An Urban backyard in an established neighborhood, where trees are old and tall will certainly have it’s fair share of wildlife no matter how densely populated it may be. There are squirrels, birds, mice, bugs of all sorts, neighborhood cats and even the occasional raccoon. Add a garden into the mix and indeed you up the ante.
So normally I weed then water, but the other day I had come home to some desperate looking veggies and immediately ran for the hose. I started with the squash and tomatoes out front and then onto the artichokes. EEEEEK. As I began to spray, out slithered what I know to be a rather harmless garter snake. He may have been as surprised as I was. I had just enough time to run and grab my camera. He hid in the crepe myrtle for a while and then made his way back under the artichokes.
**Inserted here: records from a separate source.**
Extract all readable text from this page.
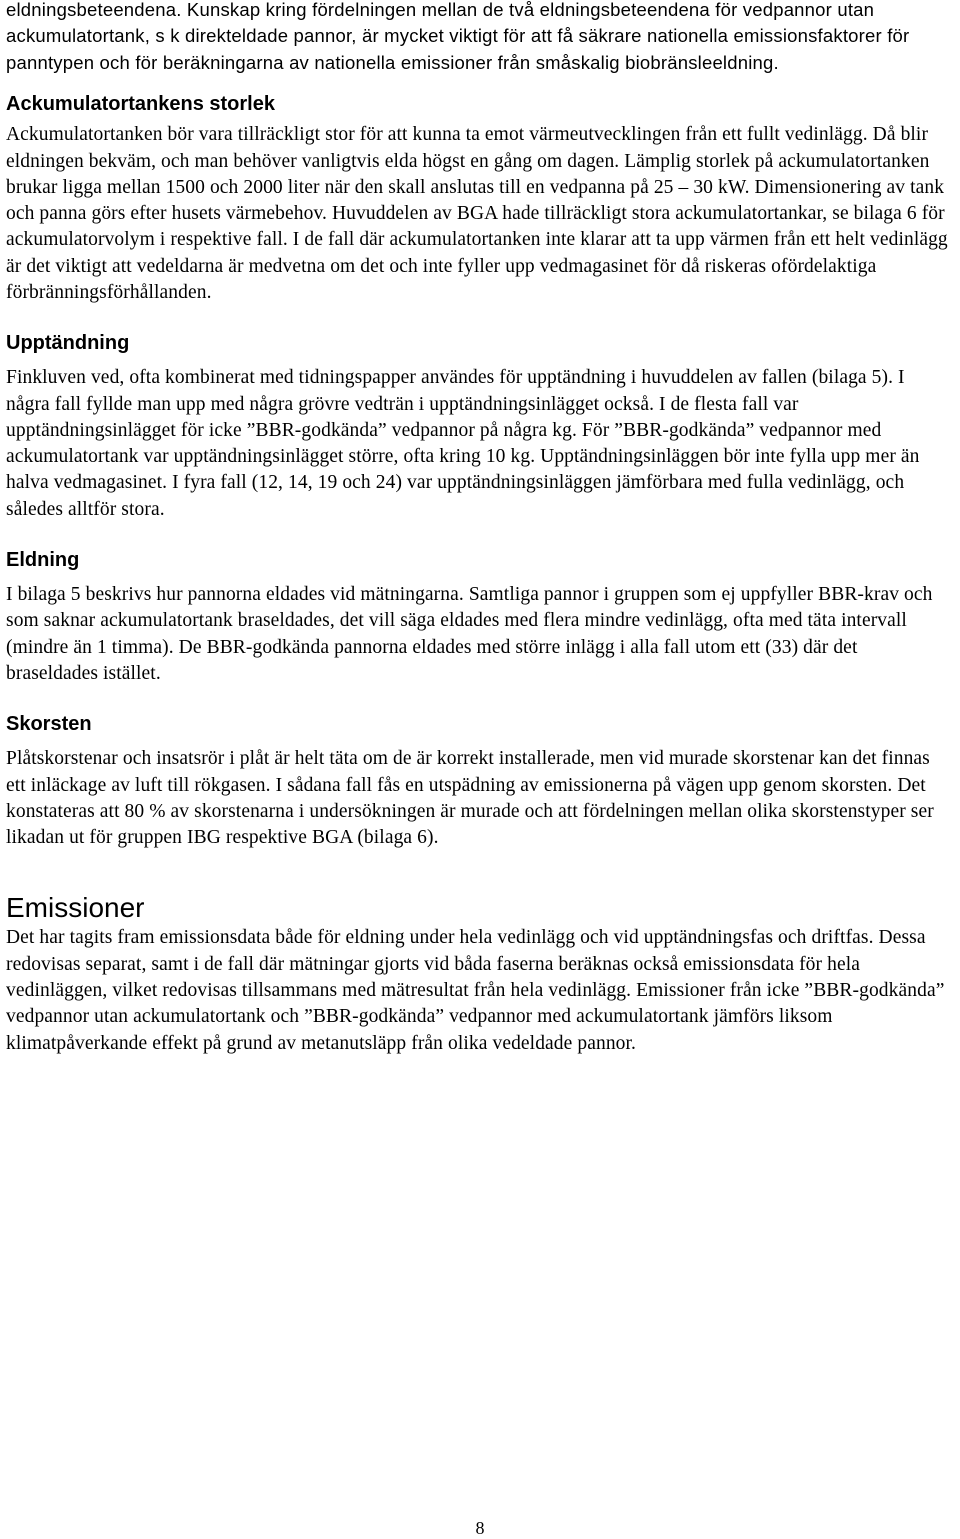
eldningsbeteendena. Kunskap kring fördelningen mellan de två eldningsbeteendena för vedpannor utan ackumulatortank, s k direkteldade pannor, är mycket viktigt för att få säkrare nationella emissionsfaktorer för panntypen och för beräkningarna av nationella emissioner från småskalig biobränsleeldning.

Ackumulatortankens storlek

Ackumulatortanken bör vara tillräckligt stor för att kunna ta emot värmeutvecklingen från ett fullt vedinlägg. Då blir eldningen bekväm, och man behöver vanligtvis elda högst en gång om dagen. Lämplig storlek på ackumulatortanken brukar ligga mellan 1500 och 2000 liter när den skall anslutas till en vedpanna på 25 – 30 kW. Dimensionering av tank och panna görs efter husets värmebehov. Huvuddelen av BGA hade tillräckligt stora ackumulatortankar, se bilaga 6 för ackumulatorvolym i respektive fall. I de fall där ackumulatortanken inte klarar att ta upp värmen från ett helt vedinlägg är det viktigt att vedeldarna är medvetna om det och inte fyller upp vedmagasinet för då riskeras ofördelaktiga förbränningsförhållanden.

Upptändning

Finkluven ved, ofta kombinerat med tidningspapper användes för upptändning i huvuddelen av fallen (bilaga 5). I några fall fyllde man upp med några grövre vedträn i upptändningsinlägget också. I de flesta fall var upptändningsinlägget för icke ”BBR-godkända” vedpannor på några kg. För ”BBR-godkända” vedpannor med ackumulatortank var upptändningsinlägget större, ofta kring 10 kg. Upptändningsinläggen bör inte fylla upp mer än halva vedmagasinet. I fyra fall (12, 14, 19 och 24) var upptändningsinläggen jämförbara med fulla vedinlägg, och således alltför stora.

Eldning

I bilaga 5 beskrivs hur pannorna eldades vid mätningarna. Samtliga pannor i gruppen som ej uppfyller BBR-krav och som saknar ackumulatortank braseldades, det vill säga eldades med flera mindre vedinlägg, ofta med täta intervall (mindre än 1 timma). De BBR-godkända pannorna eldades med större inlägg i alla fall utom ett (33) där det braseldades istället.

Skorsten

Plåtskorstenar och insatsrör i plåt är helt täta om de är korrekt installerade, men vid murade skorstenar kan det finnas ett inläckage av luft till rökgasen. I sådana fall fås en utspädning av emissionerna på vägen upp genom skorsten. Det konstateras att 80 % av skorstenarna i undersökningen är murade och att fördelningen mellan olika skorstenstyper ser likadan ut för gruppen IBG respektive BGA (bilaga 6).

Emissioner

Det har tagits fram emissionsdata både för eldning under hela vedinlägg och vid upptändningsfas och driftfas. Dessa redovisas separat, samt i de fall där mätningar gjorts vid båda faserna beräknas också emissionsdata för hela vedinläggen, vilket redovisas tillsammans med mätresultat från hela vedinlägg. Emissioner från icke ”BBR-godkända” vedpannor utan ackumulatortank och ”BBR-godkända” vedpannor med ackumulatortank jämförs liksom klimatpåverkande effekt på grund av metanutsläpp från olika vedeldade pannor.

8
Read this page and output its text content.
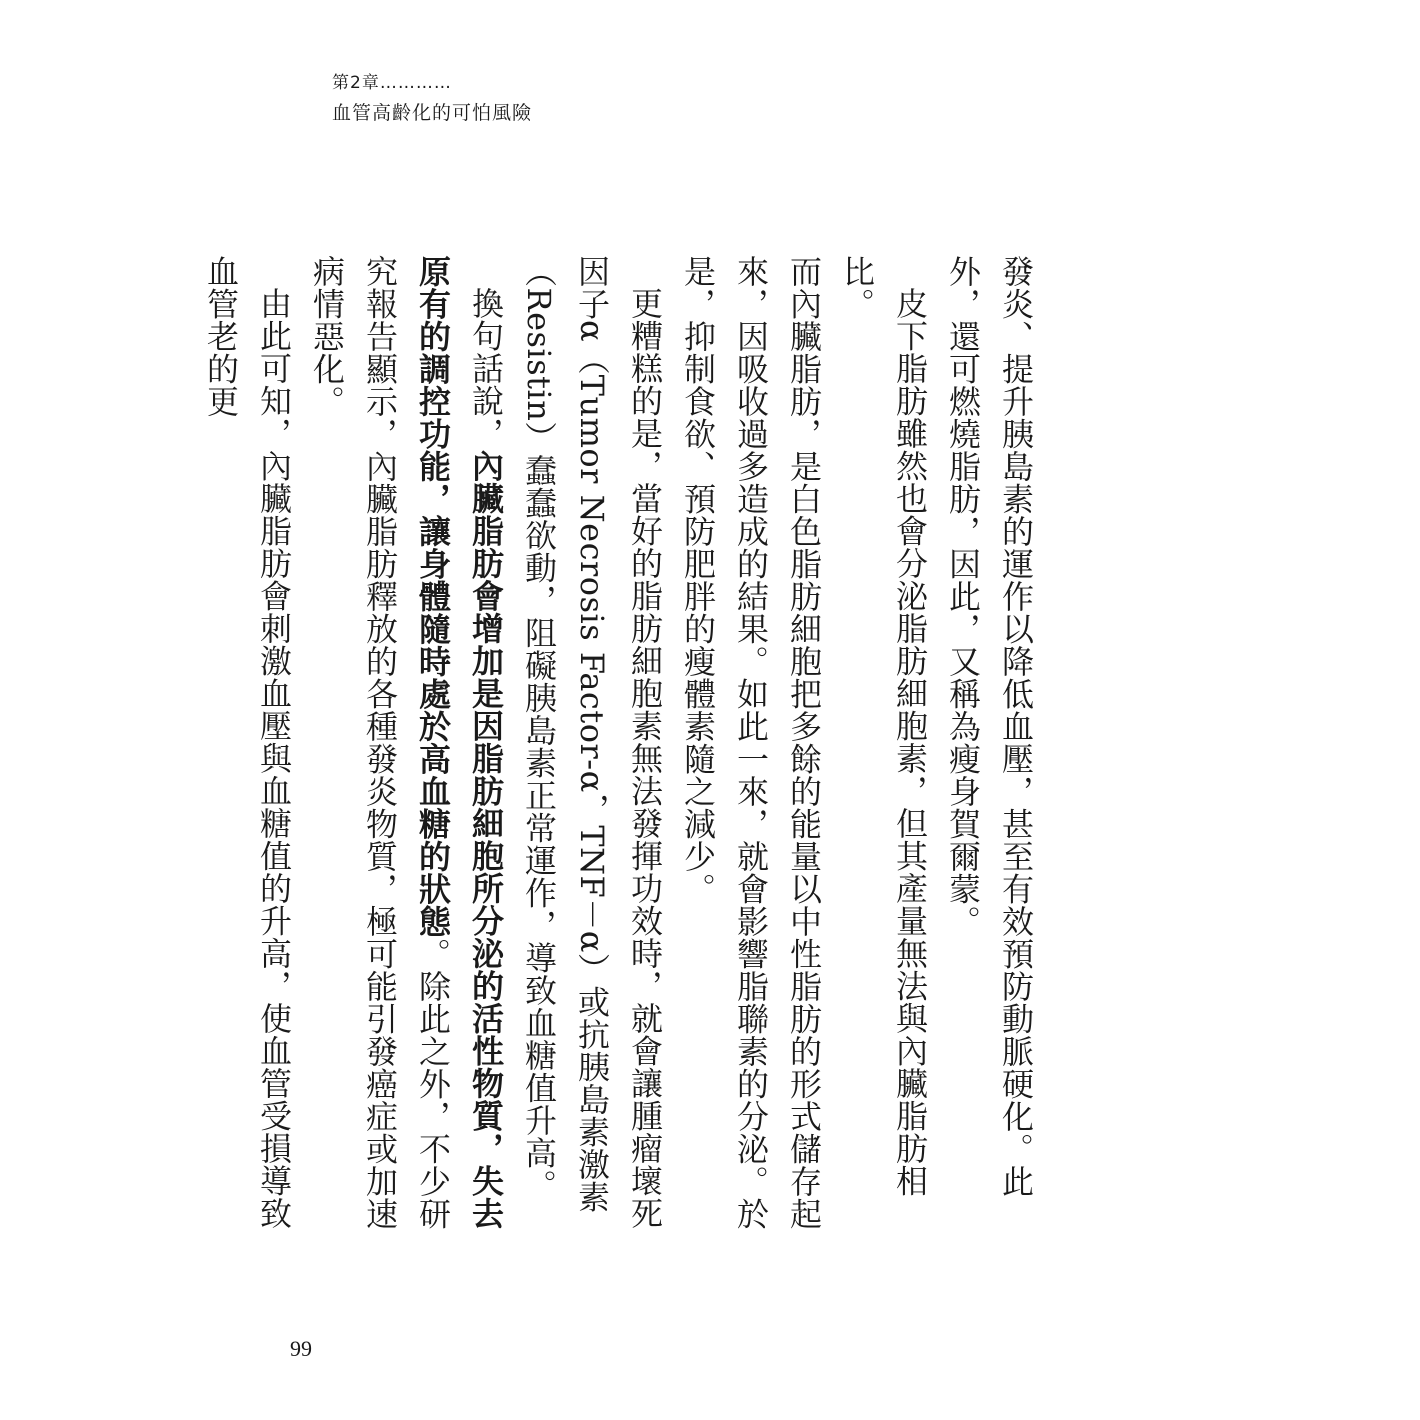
第2章…………
血管高齡化的可怕風險

發炎、提升胰島素的運作以降低血壓，甚至有效預防動脈硬化。此外，還可燃燒脂肪，因此，又稱為瘦身賀爾蒙。

皮下脂肪雖然也會分泌脂肪細胞素，但其產量無法與內臟脂肪相比。

而內臟脂肪，是白色脂肪細胞把多餘的能量以中性脂肪的形式儲存起來，因吸收過多造成的結果。如此一來，就會影響脂聯素的分泌。於是，抑制食欲、預防肥胖的瘦體素隨之減少。

更糟糕的是，當好的脂肪細胞素無法發揮功效時，就會讓腫瘤壞死因子α（Tumor Necrosis Factor-α，TNF－α）或抗胰島素激素（Resistin）蠢蠢欲動，阻礙胰島素正常運作，導致血糖值升高。

換句話說，內臟脂肪會增加是因脂肪細胞所分泌的活性物質，失去原有的調控功能，讓身體隨時處於高血糖的狀態。除此之外，不少研究報告顯示，內臟脂肪釋放的各種發炎物質，極可能引發癌症或加速病情惡化。

由此可知，內臟脂肪會刺激血壓與血糖值的升高，使血管受損導致血管老的更

99
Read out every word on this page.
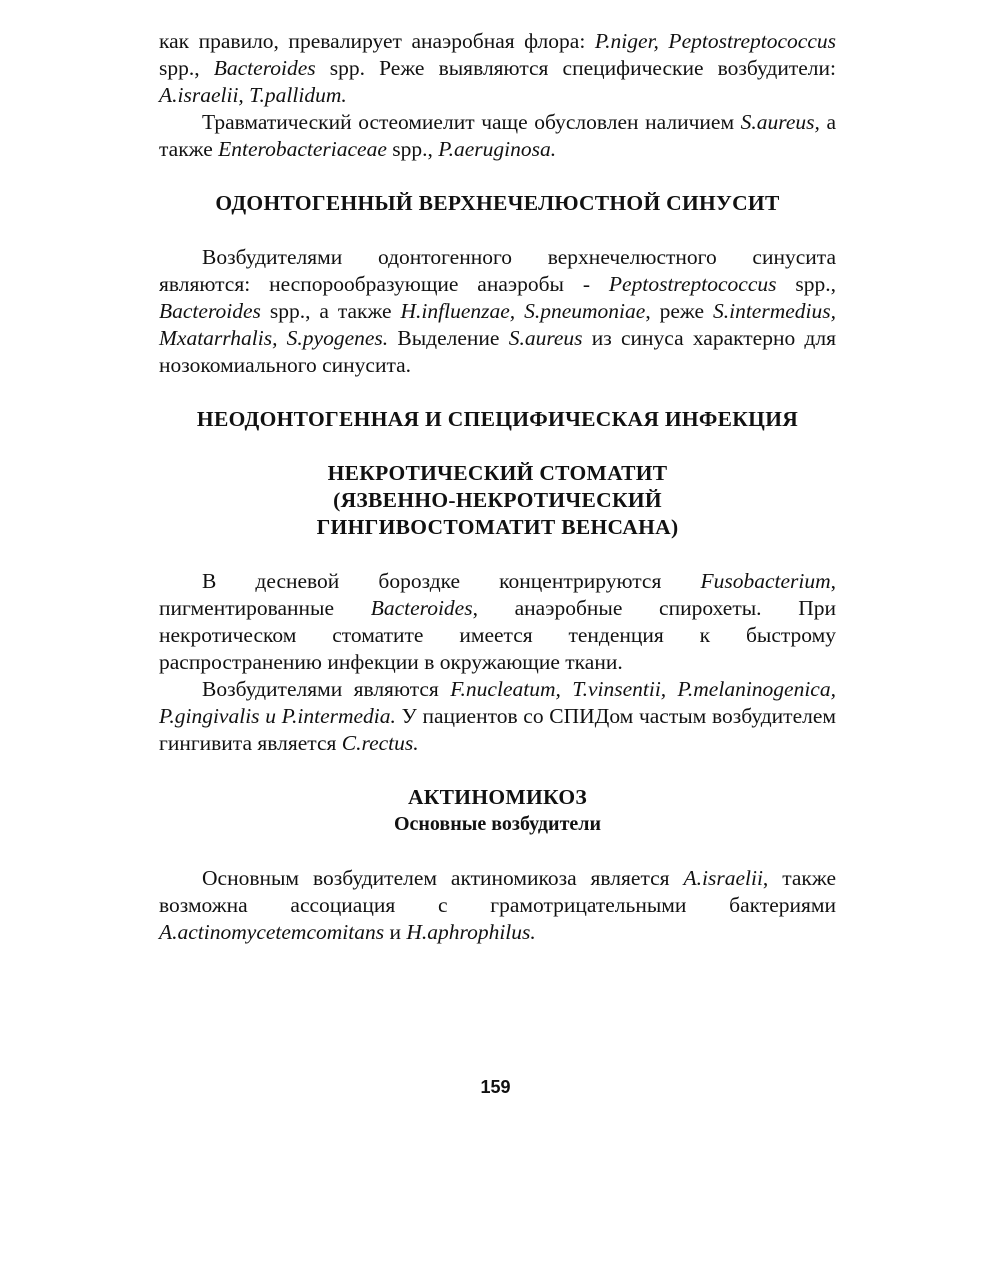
как правило, превалирует анаэробная флора: P.niger, Peptostreptococcus spp., Bacteroides spp. Реже выявляются специфические возбудители: A.israelii, T.pallidum.

Травматический остеомиелит чаще обусловлен наличием S.aureus, а также Enterobacteriaceae spp., P.aeruginosa.

ОДОНТОГЕННЫЙ ВЕРХНЕЧЕЛЮСТНОЙ СИНУСИТ

Возбудителями одонтогенного верхнечелюстного синусита являются: неспорообразующие анаэробы - Peptostreptococcus spp., Bacteroides spp., а также H.influenzae, S.pneumoniae, реже S.intermedius, Mxatarrhalis, S.pyogenes. Выделение S.aureus из синуса характерно для нозокомиального синусита.

НЕОДОНТОГЕННАЯ И СПЕЦИФИЧЕСКАЯ ИНФЕКЦИЯ
НЕКРОТИЧЕСКИЙ СТОМАТИТ
(ЯЗВЕННО-НЕКРОТИЧЕСКИЙ
ГИНГИВОСТОМАТИТ ВЕНСАНА)

В десневой бороздке концентрируются Fusobacterium, пигментированные Bacteroides, анаэробные спирохеты. При некротическом стоматите имеется тенденция к быстрому распространению инфекции в окружающие ткани.

Возбудителями являются F.nucleatum, T.vinsentii, P.melaninogenica, P.gingivalis и P.intermedia. У пациентов со СПИДом частым возбудителем гингивита является C.rectus.

АКТИНОМИКОЗ
Основные возбудители

Основным возбудителем актиномикоза является A.israelii, также возможна ассоциация с грамотрицательными бактериями A.actinomycetemcomitans и H.aphrophilus.

159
Must have been something good under there.
I finished watering the front and moved on to the back. And low and behold as I begin to water the potatoes this slimy skink came slithering out and quickly made it’s way under the deck. He was a biggie too. I have since run into a few of his buddies and cousins.
So, lesson learned. Water first. Weed Second.

The garden is coming along well and is actually beginning to resemble a bit of an Urban Jungle.
I have tomatoes of all sorts. The Green Zebra, Black Krim, Green Sausage, Red Fig, Golden Nugget and Yellow Lemon (yes they actually look like lemons) have all set fruit.
I did end up pulling up my Zucchini in an effort to try and curtail the spread of powdery mildew to my other plants. And, with the help of some neem, it seems like I may have things under control.
The lemon squash (I was obsessed with things that looked like lemons when ordering seeds) are coming in nicely, and all of my other squash plants are growing well and producing lots of male flowers just as they should.
The cucumbers are taking over. Several of the slicers have also pollinated and are starting to swell. The lemons (yes, I know) are a little harder to determine which I’m sure means they haven’t pollinated yet, but soon I’m certain.
Potatoes are harvested. Next year they will all be in grow bags or pots. In the ground the potatoes seem to sprawl away from the plant, so there is no telling how many spuds I may have missed, and they took up a fairly large amount of space for a relatively small yield.

Sowings this week include cowpeas where the potatoes were, scarlett runner beans where the zucchini were and okra where my pea fence once stood.
In honor of International Sunflower Guerilla Gardening Day I even planted a row of dwarf sunflowers in the front of my driveway garden.

And saving the best for last. Early last fall I started two artichoke plants in the driveway garden. I’ve watered and watched, watered and watched. Finally. Artichokes! In fact not one, not two, but three!

And finally a little help from mother nature. We got a really good soaking with some thunder storms last night. And coupled with a full moon this past week my garden is in full swing!